Barbed wire blocks access to the Constitutional Court building in Jakarta on June 13, the day before a hearing starts on Indonesia’s disputed presidential election. (Photo by Konradus Epa/

Indonesian police have beefed up security at the Constitutional Court in Jakarta ahead of a hearing on the presidential election dispute on June 14.

The legal challenge to overturn the presidential election result was filed by defeated candidate Prabowo Subianto last month, who says the election, in which President Joko Widodo won a second term, was rigged.

National Police chief spokesman Asep Adi Saputra told local media that about 32,000 police and military personnel will guard the court and other sensitive buildings during the hearing.

He said security will remain tight until at least June 28 when the court is expected to give its ruling.

He called on people to stay away from the court and not engage in violent scenes similar to those seen during May 21-22 rioting in the capital.

Two days of rioting by Subianto’s supporters after the General Elections Commission officially announced President Widodo’s April election victory left at least eight people dead and more than 700 injured.

Subianto has also urged his supporters not to go to the court during the hearing, asking them “to trust us [as] we will do our best for this state and nation.”

Since the rioting, a former two-star general along with at least five other people have been arrested in connection with a plot to assassinate four top security officials.

Police claim former general Kivlan Zen was the mastermind behind the plot.

Defense Minister Ryamizard Ryacudu has assured that the situation in the Indonesian capital will remain calm.
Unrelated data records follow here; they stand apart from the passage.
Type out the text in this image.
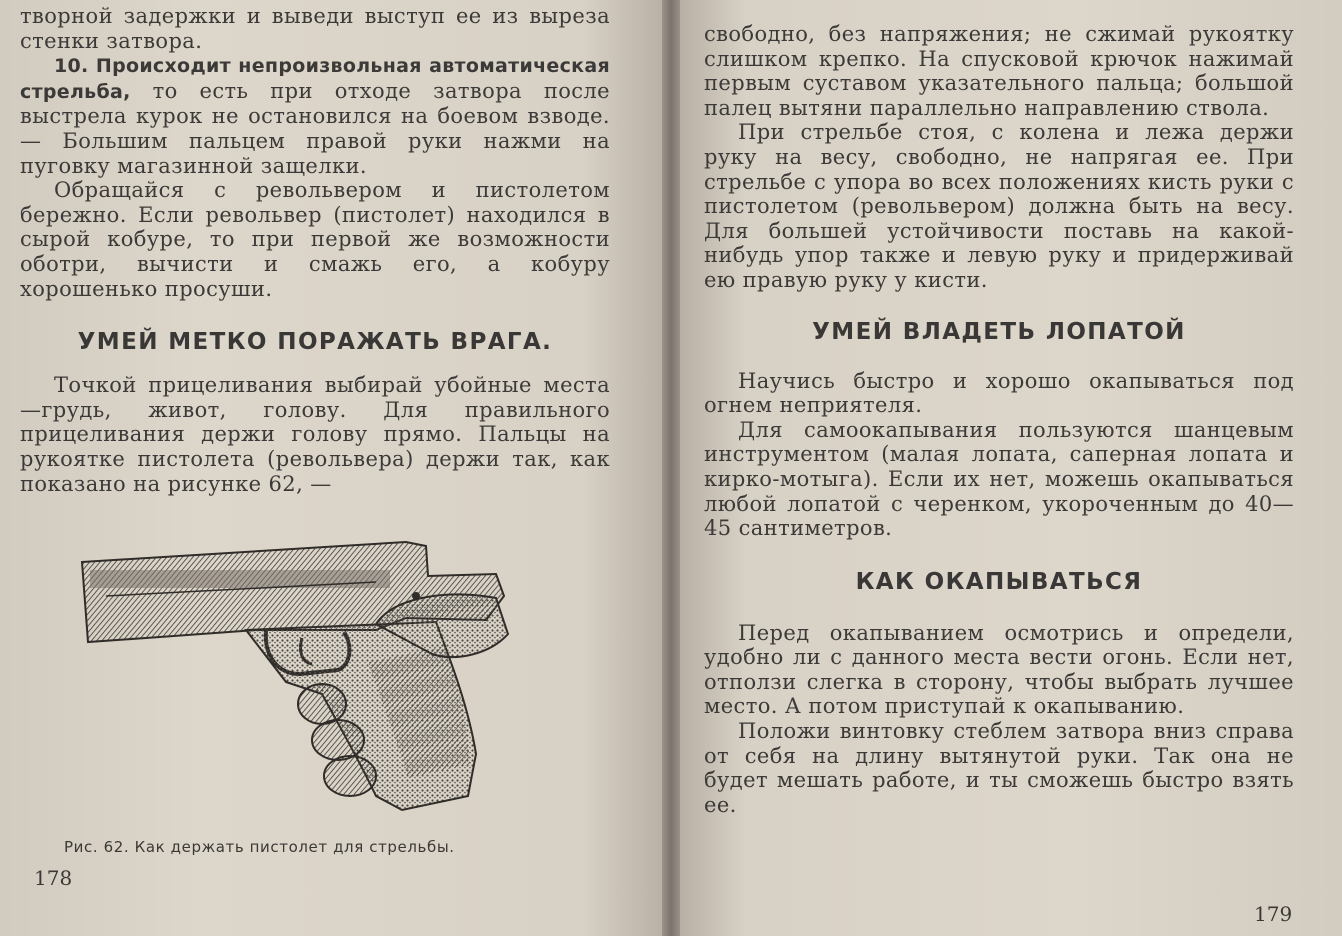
творной задержки и выведи выступ ее из выреза стенки затвора.

10. Происходит непроизвольная автоматическая стрельба, то есть при отходе затвора после выстрела курок не остановился на боевом взводе. — Большим пальцем правой руки нажми на пуговку магазинной защелки.

Обращайся с револьвером и пистолетом бережно. Если револьвер (пистолет) находился в сырой кобуре, то при первой же возможности оботри, вычисти и смажь его, а кобуру хорошенько просуши.

УМЕЙ МЕТКО ПОРАЖАТЬ ВРАГА.

Точкой прицеливания выбирай убойные места—грудь, живот, голову. Для правильного прицеливания держи голову прямо. Пальцы на рукоятке пистолета (револьвера) держи так, как показано на рисунке 62, —

Рис. 62. Как держать пистолет для стрельбы.
178

свободно, без напряжения; не сжимай рукоятку слишком крепко. На спусковой крючок нажимай первым суставом указательного пальца; большой палец вытяни параллельно направлению ствола.

При стрельбе стоя, с колена и лежа держи руку на весу, свободно, не напрягая ее. При стрельбе с упора во всех положениях кисть руки с пистолетом (револьвером) должна быть на весу. Для большей устойчивости поставь на какой-нибудь упор также и левую руку и придерживай ею правую руку у кисти.

УМЕЙ ВЛАДЕТЬ ЛОПАТОЙ

Научись быстро и хорошо окапываться под огнем неприятеля.

Для самоокапывания пользуются шанцевым инструментом (малая лопата, саперная лопата и кирко-мотыга). Если их нет, можешь окапываться любой лопатой с черенком, укороченным до 40—45 сантиметров.

КАК ОКАПЫВАТЬСЯ

Перед окапыванием осмотрись и определи, удобно ли с данного места вести огонь. Если нет, отползи слегка в сторону, чтобы выбрать лучшее место. А потом приступай к окапыванию.

Положи винтовку стеблем затвора вниз справа от себя на длину вытянутой руки. Так она не будет мешать работе, и ты сможешь быстро взять ее.

179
However, he called on security personnel to take strict action against anyone fomenting unrest.

Lucius Karus, a Catholic political analyst, welcomed the court’s decision to hold a public hearing in this case in order to dispel accusations of court prejudice.

“So there should be no need to hold a massive protest,” he told

Stanislaus Riyanta, an intelligence analyst from the University of Indonesia, warned the security threat in the capital remains high even though anti-terror police have arrested dozens of suspected terrorists since January this year.

“If rioting re-occurs, there is always a great risk that terrorists might infiltrate the crowd,” he said.